Aim 1 is to gather data on growth conditions and their associated signal metabolites, and to expand the graphic capabilities of the system.
Aim 2 consists in implementing and coupling the database with tools for genomic regulatory analyses, such as sequence retrieval, pattern discovery and pattern search, as well as a syntactic recognizer to detect multiple potential regulatory elements within an upstream region.
Aim 3 centers on programs which would use as input a set of genes from a transcriptome experiment, and generate graphical or tabular information about their operon organization, upstream regulatory sites, functional classes of genes, and regulators affected. All these tools would integrate a flexible navigation path where the output of one query is the input for another one.

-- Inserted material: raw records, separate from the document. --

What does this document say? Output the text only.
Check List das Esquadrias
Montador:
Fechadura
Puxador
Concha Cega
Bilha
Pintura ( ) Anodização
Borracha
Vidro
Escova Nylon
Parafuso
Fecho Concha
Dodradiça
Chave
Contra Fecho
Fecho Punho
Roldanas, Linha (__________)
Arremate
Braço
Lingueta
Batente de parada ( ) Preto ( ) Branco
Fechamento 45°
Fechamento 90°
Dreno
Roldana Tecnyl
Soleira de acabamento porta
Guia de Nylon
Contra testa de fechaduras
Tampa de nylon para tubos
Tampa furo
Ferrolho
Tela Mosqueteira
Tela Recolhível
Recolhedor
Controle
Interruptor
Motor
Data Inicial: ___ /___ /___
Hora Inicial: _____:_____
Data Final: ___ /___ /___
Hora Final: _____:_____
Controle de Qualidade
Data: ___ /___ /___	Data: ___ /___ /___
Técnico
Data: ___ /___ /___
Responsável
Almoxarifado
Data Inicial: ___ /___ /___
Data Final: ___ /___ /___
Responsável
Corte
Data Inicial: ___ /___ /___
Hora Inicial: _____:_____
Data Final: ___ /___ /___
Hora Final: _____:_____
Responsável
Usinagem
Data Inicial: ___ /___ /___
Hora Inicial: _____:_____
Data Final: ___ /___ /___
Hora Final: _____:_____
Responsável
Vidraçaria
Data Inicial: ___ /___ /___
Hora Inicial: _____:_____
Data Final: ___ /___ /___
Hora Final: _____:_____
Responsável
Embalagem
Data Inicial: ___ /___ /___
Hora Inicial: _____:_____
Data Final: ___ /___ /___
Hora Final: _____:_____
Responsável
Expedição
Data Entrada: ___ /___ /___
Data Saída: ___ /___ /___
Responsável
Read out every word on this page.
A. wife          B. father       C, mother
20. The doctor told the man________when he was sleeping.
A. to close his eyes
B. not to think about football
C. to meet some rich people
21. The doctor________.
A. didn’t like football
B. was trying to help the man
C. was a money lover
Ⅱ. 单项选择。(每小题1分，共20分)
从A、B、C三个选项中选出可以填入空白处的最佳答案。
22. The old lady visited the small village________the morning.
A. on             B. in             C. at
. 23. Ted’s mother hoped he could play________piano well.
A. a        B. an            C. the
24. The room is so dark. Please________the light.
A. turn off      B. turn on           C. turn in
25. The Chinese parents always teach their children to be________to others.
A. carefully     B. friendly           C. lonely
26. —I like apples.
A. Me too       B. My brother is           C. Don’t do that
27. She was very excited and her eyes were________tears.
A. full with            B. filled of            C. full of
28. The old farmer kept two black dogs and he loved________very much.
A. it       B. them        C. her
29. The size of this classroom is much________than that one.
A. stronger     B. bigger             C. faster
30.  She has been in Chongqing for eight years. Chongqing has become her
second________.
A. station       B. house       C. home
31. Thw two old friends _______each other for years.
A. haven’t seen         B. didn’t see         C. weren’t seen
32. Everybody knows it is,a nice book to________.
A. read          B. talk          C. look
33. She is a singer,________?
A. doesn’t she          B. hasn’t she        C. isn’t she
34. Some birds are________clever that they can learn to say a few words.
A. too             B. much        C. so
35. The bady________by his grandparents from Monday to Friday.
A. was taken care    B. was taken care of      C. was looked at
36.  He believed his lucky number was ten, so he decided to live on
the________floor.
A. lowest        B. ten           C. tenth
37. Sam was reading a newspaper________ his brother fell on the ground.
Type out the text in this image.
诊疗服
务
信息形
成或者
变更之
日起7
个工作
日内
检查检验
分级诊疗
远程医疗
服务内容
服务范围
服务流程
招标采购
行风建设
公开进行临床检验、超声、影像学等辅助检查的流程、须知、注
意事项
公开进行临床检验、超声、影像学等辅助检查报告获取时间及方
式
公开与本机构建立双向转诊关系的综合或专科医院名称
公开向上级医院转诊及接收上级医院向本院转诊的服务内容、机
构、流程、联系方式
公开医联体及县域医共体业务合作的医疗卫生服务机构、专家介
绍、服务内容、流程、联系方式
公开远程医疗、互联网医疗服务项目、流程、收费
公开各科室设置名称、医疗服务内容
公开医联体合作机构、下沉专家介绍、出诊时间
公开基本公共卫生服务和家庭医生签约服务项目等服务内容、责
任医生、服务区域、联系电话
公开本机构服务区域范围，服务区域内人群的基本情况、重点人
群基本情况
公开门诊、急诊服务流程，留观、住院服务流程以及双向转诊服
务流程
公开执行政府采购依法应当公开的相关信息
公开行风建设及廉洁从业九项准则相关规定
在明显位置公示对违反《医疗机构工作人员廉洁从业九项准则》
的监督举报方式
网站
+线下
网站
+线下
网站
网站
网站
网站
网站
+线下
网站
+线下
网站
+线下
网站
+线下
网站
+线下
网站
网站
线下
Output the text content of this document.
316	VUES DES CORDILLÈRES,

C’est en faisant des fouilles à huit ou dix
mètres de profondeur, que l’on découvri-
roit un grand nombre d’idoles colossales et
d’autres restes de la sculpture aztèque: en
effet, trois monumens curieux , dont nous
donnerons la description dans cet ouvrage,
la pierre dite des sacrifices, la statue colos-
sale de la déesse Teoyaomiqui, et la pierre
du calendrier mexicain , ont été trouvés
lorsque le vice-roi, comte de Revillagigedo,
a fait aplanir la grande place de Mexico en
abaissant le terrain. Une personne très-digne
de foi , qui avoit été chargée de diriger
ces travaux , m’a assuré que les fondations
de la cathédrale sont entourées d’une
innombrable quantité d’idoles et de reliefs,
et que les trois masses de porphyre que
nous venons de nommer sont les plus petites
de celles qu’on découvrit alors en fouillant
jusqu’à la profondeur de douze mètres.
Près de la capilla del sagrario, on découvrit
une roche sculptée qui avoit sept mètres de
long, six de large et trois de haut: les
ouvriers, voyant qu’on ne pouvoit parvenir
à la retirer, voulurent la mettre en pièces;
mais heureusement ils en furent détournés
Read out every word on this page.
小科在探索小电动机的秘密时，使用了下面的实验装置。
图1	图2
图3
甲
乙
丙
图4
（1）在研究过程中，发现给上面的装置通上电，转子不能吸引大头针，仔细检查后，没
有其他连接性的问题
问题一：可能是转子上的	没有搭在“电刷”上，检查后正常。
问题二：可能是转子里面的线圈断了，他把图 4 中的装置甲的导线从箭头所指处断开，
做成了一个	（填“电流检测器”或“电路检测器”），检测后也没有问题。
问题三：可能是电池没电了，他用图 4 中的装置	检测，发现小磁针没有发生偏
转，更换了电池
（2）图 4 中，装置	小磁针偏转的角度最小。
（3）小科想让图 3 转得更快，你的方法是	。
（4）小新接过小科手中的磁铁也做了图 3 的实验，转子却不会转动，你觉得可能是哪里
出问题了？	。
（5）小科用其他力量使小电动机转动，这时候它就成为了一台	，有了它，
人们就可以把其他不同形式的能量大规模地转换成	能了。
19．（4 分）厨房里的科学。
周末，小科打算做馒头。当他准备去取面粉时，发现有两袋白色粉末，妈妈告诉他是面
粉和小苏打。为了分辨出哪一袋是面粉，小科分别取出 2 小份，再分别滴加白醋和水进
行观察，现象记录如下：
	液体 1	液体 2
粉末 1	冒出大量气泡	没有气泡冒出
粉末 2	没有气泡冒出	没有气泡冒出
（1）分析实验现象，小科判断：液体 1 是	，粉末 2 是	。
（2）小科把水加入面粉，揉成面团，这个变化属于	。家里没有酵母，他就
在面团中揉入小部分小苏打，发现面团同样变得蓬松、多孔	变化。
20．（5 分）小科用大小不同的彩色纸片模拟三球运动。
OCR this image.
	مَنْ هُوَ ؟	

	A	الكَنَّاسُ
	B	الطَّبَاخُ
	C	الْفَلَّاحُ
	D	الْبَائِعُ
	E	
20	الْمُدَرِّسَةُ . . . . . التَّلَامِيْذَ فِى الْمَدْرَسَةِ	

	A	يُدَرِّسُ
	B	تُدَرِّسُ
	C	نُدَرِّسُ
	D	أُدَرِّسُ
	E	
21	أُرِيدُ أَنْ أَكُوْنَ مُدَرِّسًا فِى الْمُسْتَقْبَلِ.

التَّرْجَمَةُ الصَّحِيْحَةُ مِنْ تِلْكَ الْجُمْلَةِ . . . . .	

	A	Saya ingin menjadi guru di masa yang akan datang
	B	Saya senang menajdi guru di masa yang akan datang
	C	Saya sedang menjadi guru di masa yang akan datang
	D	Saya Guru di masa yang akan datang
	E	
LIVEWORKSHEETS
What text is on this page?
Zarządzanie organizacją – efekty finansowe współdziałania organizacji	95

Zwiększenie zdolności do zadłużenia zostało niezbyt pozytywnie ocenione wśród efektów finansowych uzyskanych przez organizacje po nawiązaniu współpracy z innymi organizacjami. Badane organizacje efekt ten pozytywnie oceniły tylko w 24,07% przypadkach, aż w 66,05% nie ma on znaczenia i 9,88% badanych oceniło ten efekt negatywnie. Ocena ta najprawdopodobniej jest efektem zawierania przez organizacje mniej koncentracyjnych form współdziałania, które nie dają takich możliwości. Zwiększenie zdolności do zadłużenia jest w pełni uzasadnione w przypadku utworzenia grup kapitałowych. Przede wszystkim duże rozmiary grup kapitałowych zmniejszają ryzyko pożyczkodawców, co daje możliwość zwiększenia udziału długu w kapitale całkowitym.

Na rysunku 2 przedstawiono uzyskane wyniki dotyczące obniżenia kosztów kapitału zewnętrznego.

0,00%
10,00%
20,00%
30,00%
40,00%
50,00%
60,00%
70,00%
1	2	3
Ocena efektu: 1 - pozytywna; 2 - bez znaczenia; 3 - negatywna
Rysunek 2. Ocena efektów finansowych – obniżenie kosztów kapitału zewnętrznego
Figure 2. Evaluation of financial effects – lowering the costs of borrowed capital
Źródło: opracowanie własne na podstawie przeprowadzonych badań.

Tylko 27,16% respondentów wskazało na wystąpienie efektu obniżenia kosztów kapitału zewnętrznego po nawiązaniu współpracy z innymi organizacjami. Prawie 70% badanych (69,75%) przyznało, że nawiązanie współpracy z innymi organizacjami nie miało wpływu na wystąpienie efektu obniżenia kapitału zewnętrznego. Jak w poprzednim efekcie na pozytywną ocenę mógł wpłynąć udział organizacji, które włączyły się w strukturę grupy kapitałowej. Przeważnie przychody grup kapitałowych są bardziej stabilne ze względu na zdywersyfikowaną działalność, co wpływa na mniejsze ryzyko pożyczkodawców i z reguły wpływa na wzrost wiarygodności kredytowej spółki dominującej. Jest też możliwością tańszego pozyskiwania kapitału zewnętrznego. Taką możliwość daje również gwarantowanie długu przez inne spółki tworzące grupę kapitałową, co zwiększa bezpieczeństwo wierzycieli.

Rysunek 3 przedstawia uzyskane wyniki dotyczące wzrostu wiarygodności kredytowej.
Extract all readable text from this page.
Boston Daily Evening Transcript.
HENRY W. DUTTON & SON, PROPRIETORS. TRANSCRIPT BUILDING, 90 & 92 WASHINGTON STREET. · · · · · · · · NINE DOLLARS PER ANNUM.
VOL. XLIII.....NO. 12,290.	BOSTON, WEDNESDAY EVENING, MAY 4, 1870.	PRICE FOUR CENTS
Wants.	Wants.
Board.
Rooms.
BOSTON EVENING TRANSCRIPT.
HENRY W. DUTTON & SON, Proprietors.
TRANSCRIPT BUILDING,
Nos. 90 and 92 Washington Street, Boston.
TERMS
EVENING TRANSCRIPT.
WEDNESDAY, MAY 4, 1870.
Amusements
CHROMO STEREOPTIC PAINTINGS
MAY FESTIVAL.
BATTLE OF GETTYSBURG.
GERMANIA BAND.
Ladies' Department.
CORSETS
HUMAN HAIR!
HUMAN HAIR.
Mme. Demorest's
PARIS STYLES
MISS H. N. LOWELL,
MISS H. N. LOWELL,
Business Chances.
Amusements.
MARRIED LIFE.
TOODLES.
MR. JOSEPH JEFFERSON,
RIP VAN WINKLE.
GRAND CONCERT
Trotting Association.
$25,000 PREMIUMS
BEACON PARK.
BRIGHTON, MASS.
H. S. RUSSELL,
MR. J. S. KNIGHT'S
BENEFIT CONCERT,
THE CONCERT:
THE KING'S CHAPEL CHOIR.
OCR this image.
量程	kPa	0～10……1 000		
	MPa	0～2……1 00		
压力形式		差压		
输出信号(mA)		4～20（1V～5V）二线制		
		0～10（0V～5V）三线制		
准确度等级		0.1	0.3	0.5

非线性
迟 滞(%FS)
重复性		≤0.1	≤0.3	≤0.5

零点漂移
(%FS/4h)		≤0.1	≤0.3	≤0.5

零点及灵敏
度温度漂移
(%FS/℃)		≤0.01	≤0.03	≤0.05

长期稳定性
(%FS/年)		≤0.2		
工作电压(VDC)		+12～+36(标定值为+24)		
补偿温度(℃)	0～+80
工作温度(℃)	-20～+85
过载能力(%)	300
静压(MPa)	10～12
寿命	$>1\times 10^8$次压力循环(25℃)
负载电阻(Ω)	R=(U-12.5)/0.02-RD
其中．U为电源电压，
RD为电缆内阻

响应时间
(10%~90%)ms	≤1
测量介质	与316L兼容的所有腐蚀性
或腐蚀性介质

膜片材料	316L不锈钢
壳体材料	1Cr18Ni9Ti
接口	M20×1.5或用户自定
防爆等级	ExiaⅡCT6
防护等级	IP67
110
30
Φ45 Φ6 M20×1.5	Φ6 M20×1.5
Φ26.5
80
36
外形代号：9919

Aim 4 consists in expanding and applying a Bayesian clustering method designed to deal with the heterogeneous type of information of gene regulation and metabolism. E. coli is here the model system, however, this approach and tools can in principle be applied to the study of other microbial organisms, resulting in more efficient ways to make use of currently available massive amounts of knowledge for the purpose of a better understanding of their biology, and potentially of their mechanisms affecting human health.